Pour autant, certaines associations et avocats de victimes interrogés par l'AFP n'ont pas caché une certaine déception. « On pensait quand même qu'ils iraient plus loin que le changement sémantique. C'est mieux que rien, mais quel est le message ? On voulait surtout des sanctions plus sévères et des mesures d'accompagnement », a regretté auprès de l'AFP Jean-Yves Lamant, président de la Ligue contre la violence routière. « Ce n'est pas un recul mais c'est une occasion ratée.

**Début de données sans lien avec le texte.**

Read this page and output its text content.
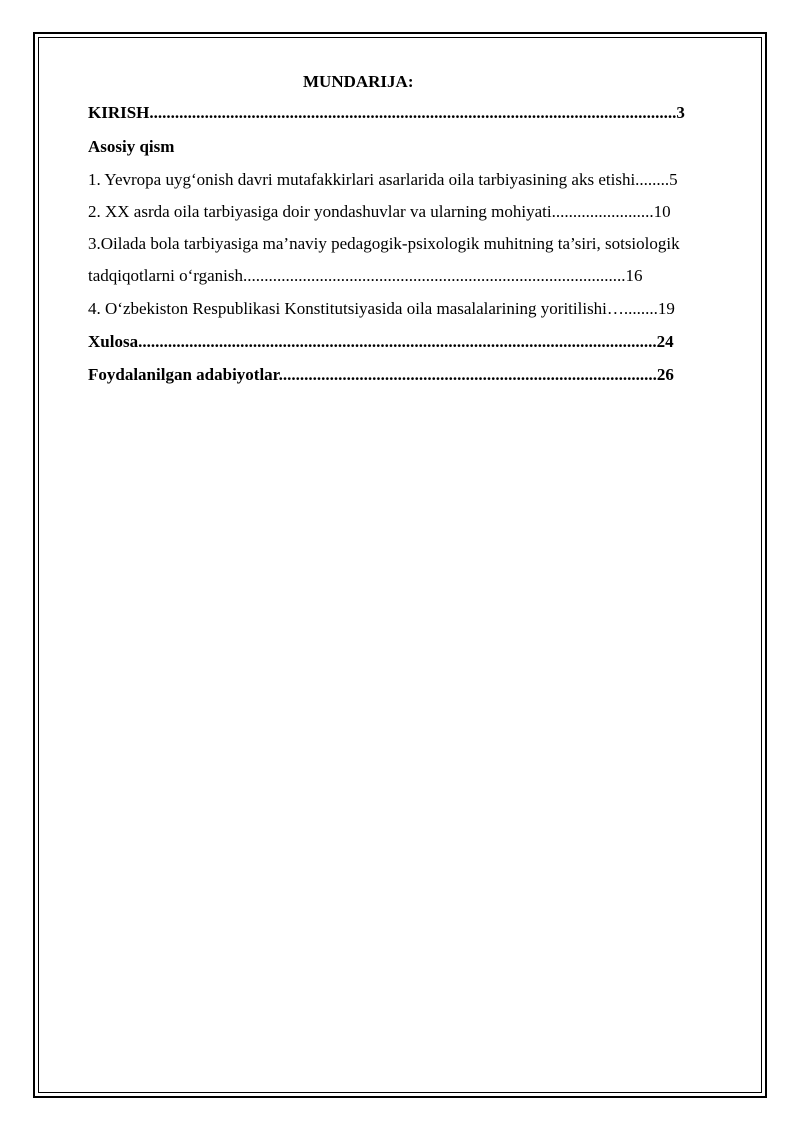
MUNDARIJA:
KIRISH............................................................................................................................3
Asosiy qism
1. Yevropa uyg‘onish davri mutafakkirlari asarlarida oila tarbiyasining aks etishi........5
2. XX asrda oila tarbiyasiga doir yondashuvlar va ularning mohiyati........................10
3.Oilada bola tarbiyasiga ma’naviy pedagogik-psixologik muhitning ta’siri, sotsiologik
tadqiqotlarni o‘rganish..........................................................................................16
4. O‘zbekiston Respublikasi Konstitutsiyasida oila masalalarining yoritilishi…........19
Xulosa..........................................................................................................................24
Foydalanilgan adabiyotlar.........................................................................................26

Ça n'aura aucun effet dans la réalité des choses », a-t-il estimé. 

« Une mesure cosmétique » 

Portée depuis une dizaine d'années par deux familles, la revendication d'un « homicide routier » a été reprise par l'association créée par le chef étoilé Yannick Alléno après la mort en mai 2022 de son fils Antoine, percuté par un chauffard. Le cuisinier demande depuis plusieurs mois que l'homicide routier soit une infraction autonome. Son association a fait savoir dimanche à l'AFP qu'elle communiquerait lundi sur le dispositif proposé par le gouvernement. 

Pour l’avocat Vincent Julé-Parade, avocat spécialisé dans la défense des victimes de violences routières, la proposition du gouvernement est « une mesure qui ne coûte rien », « cosmétique », « qui n'est pas courageuse ». « C'est une mesure populaire, qui n'entraîne aucune conséquence technique. On change un mot. Mais est-ce une mesure de sécurité routière ? Non », tranche-t-il en disant douter que « cela influe sur la politique pénale des tribunaux ».  

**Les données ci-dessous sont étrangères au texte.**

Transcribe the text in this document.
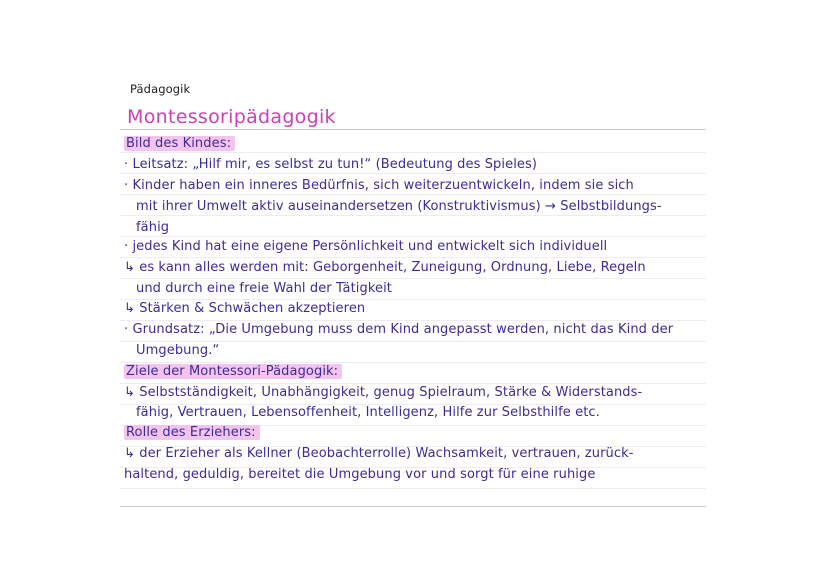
Pädagogik
Montessoripädagogik
Bild des Kindes:
· Leitsatz: „Hilf mir, es selbst zu tun!“ (Bedeutung des Spieles)
· Kinder haben ein inneres Bedürfnis, sich weiterzuentwickeln, indem sie sich
mit ihrer Umwelt aktiv auseinandersetzen (Konstruktivismus) → Selbstbildungs-
fähig
· jedes Kind hat eine eigene Persönlichkeit und entwickelt sich individuell
↳ es kann alles werden mit: Geborgenheit, Zuneigung, Ordnung, Liebe, Regeln
und durch eine freie Wahl der Tätigkeit
↳ Stärken & Schwächen akzeptieren
· Grundsatz: „Die Umgebung muss dem Kind angepasst werden, nicht das Kind der
Umgebung.“
Ziele der Montessori-Pädagogik:
↳ Selbstständigkeit, Unabhängigkeit, genug Spielraum, Stärke & Widerstands-
fähig, Vertrauen, Lebensoffenheit, Intelligenz, Hilfe zur Selbsthilfe etc.
Rolle des Erziehers:
↳ der Erzieher als Kellner (Beobachterrolle) Wachsamkeit, vertrauen, zurück-
haltend, geduldig, bereitet die Umgebung vor und sorgt für eine ruhige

Un autre avocat joint par l'AFP, qui n'a pas souhaité être identifié, estime que « la répression, sur le papier, était suffisante ». « Ce changement est pour marquer la différence. Les peines sont assez sévères, notamment quand il y a deux infractions réunies, comme l'usage de stupéfiants ou la consommation d'alcool », relève-t-il.  

Jusqu’à dix ans et 150 000 euros d’amende encourus 

En devenant « homicide routier » par une modification du code pénal, l’« homicide involontaire » commis par un conducteur restera puni jusqu'à cinq ans d'emprisonnement et 75 000 euros d'amende. Les peines encourues demeureront portées à sept ans de prison et 100 000 euros d'amende avec une circonstance aggravante (conduite sous alcool ou stupéfiants, défaut de permis de conduire, délit de fuite, vitesse très excessive...), dix ans et 150 000 euros si plusieurs de ces circonstances sont réunies. 

Avant de présider le CISR, Élisabeth Borne visitera un centre de soins de suite et de réadaptation pour victimes d'accidents de la route en Seine-et-Marne, en compagnie de ses ministres Gérald Darmanin (Intérieur) et François Braun (Santé). Selon les chiffres de la Sécurité routière, en 2022, quelque 3 260 personnes sont mortes sur les routes de France métropolitaine, un bilan à un niveau stable par rapport à 2019, dernière année de référence avant la pandémie.